There was no shortage of selfies at this past weekend's San Diego Rock 'n' Roll Marathon.
Although the advent of smartphones introduced many useful apps for runners, it may slow down some racers who stop in the middle of the tracks to take a #selfie.
In a recent New York Times article, Jen A. Miller writes that smartphones have popularized ‘running selfies,’ a new running habit that may be detrimental to the original purpose of races.
A visitor to San Diego documented her run in the Rock ‘n’ Roll 5K this weekend in a blog, which included group selfies at each mile marker in the 5K.
“Our goal for the run was simple: All the fun. All the selfies,” said Dani Holmes-Kirk in her blog Weight Off My Shoulders. Her Twitter bio says, “Mid-run selfie master!”
While snapping the perfect selfie mid-run may be a positive way to connect with running communities on social media, there are important safety concerns regarding running selfies.
There were 27 selfie-related deaths worldwide in 2015, according to the International Business Times. Running selfies may pose a potential hazard to other runners, as race participants can unwittingly run into people who stop abruptly to take a photo.
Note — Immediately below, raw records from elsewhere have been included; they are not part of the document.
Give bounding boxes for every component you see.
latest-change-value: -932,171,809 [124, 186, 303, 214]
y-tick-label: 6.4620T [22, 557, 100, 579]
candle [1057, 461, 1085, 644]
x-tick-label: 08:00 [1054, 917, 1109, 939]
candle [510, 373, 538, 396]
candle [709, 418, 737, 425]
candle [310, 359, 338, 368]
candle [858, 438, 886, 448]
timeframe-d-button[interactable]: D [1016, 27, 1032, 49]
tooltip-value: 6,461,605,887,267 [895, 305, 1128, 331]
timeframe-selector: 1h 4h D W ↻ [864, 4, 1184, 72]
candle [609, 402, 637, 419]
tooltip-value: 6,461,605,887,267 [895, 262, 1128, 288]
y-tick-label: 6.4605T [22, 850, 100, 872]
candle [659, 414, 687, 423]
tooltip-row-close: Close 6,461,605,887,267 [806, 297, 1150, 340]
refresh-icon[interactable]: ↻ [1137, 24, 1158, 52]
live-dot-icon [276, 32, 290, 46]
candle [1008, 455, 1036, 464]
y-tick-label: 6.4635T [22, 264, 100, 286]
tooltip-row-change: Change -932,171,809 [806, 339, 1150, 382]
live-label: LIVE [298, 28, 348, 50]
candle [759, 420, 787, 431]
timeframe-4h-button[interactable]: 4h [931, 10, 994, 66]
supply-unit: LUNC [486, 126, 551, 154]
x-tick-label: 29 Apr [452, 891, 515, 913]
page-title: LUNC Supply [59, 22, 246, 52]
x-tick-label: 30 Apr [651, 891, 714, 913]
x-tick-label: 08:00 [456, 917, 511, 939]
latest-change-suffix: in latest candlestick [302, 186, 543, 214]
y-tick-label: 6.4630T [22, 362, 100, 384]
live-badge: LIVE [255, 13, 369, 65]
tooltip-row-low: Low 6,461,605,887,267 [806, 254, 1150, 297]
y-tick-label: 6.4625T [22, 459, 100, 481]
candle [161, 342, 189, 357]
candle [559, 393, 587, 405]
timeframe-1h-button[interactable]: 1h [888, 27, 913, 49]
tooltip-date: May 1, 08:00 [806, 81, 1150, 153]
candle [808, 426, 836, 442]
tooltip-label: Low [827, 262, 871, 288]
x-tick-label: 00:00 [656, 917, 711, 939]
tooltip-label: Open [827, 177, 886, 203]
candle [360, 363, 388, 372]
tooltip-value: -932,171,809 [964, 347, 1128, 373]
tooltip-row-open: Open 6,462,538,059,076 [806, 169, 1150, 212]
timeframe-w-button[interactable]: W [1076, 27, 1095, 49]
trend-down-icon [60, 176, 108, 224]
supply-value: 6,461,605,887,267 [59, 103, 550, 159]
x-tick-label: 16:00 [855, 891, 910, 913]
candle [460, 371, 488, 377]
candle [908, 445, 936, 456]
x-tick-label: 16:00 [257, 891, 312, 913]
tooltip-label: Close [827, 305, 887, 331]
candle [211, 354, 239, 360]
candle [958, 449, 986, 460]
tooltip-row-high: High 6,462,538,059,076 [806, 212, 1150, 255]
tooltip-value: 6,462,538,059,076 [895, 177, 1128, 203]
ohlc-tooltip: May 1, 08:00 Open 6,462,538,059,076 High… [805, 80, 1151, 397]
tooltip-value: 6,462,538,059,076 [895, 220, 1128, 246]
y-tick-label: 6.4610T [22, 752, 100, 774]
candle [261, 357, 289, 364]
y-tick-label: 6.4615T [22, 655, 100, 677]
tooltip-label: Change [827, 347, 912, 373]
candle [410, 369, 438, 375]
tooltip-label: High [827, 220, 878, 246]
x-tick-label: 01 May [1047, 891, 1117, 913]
One local runner, who was part of the Rock ‘n’ Roll Marathon Blog Team this year, has shared selfies from various races in San Diego. This included one photo on her Fitness Fatale blog from a previous run with the caption: “Attempting to get a selfie with 4 people while running is not recommended.”
The 2016 National Runner Survey reported that 61 percent of runners regularly run with a cellphone to play music, track mileage and use GPS features, Miller said. The study also found that millennials and Gen Xers are most likely to use social media channels to post about their running activities.
It remains to be seen whether the marathon organizers of future races will implement stricter rules regarding the use of smartphones and selfies in the middle of races.